Lehmann’s comments echo remarks by Chief Executive Officer Ulrich Koerner on Tuesday, who pledged for patience with the lender as it embarks on the three-year plan to return the bank to profitability. The process is now at risk of becoming bogged down in a broader financial-sector selloff following the collapse of several regional US lenders, which prompted authorities there to introduce a new backstop big enough to protect the entire nation’s deposits.
Read more: Credit Suisse CEO Urges Patience as Bank Sees Recent Inflows
Credit Suisse fell 1.6% at 9:41 a.m. in Zurich trading. The stock has lost about 18% of its value over the past week amid broader concerns about banks’ vulnerability to rising interest rates.
Silicon Valley Bank’s seizure Friday, the biggest US bank failure since the financial crisis, was precipitated by fleeing depositors and sent shock waves across the global financial system.
As a systemically important bank, Credit Suisse follows “materially different standards” in terms of capital strength, funding and liquidity, Koerner said Tuesday. He said the lender had CET1 capital ratio of 14.1% in the fourth quarter and a liquidity coverage ratio of 144% that has since increased to about 150% on average.
Speculation about Credit Suisse’s financial health triggered record outflows of client money in early October, which have since normalized at a lower level but have yet to reverse. Koerner said Tuesday that the bank received “material good inflows” on Monday, a volatile day for financial sector companies as markets opened after the collapse of Silicon Valley Bank.

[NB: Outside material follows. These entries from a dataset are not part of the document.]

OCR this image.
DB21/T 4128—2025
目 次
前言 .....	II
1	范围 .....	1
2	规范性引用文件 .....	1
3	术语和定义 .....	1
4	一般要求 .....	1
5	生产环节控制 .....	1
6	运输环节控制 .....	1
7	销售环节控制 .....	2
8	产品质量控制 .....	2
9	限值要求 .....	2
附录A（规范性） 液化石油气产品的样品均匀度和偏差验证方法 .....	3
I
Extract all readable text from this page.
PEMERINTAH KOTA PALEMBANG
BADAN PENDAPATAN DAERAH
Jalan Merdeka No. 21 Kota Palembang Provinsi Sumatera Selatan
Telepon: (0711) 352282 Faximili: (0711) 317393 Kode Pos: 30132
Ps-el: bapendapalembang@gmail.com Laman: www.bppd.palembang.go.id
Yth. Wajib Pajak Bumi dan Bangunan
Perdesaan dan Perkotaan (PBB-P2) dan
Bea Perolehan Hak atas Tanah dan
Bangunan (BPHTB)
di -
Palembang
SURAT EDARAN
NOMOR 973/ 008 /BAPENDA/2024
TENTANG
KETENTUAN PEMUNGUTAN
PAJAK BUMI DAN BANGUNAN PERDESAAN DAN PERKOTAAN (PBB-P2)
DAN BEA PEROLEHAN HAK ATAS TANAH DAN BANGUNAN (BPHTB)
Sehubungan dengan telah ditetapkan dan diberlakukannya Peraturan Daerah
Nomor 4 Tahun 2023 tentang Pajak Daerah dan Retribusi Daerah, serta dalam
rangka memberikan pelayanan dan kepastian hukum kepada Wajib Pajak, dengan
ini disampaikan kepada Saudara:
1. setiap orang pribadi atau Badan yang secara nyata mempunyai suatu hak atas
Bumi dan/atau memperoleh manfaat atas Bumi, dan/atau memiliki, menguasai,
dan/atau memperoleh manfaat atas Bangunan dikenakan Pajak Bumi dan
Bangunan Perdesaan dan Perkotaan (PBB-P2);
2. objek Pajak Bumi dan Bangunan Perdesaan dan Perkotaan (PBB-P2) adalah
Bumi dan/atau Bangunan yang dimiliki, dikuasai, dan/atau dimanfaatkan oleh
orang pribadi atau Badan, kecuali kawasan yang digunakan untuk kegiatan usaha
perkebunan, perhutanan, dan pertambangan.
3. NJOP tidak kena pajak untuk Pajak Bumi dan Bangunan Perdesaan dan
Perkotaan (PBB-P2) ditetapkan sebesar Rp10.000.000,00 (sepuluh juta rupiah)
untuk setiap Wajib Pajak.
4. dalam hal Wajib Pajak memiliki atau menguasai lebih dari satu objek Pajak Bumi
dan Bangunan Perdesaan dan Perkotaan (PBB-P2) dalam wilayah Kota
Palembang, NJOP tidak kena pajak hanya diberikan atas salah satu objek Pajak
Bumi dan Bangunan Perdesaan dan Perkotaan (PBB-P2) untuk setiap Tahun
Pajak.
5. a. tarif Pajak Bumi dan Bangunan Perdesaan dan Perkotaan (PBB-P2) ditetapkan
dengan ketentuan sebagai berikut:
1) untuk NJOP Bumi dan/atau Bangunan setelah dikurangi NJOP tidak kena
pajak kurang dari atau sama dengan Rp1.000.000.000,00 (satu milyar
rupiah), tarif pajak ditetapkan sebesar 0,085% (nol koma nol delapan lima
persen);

To help win back clients, Credit Suisse is offering deposit rates that are significantly higher than rivals, Bloomberg reported last month. Koerner has said while the bank is offering competitive rates, it’s not trying to buy assets.
Switzerland’s second-largest lender, which traces its roots back to 1856, has been pummeled over the last several years by a series of blowups, scandals, leadership changes and legal issues. The company’s 7.3 billion-franc loss last year wiped out the previous decade’s worth of profits.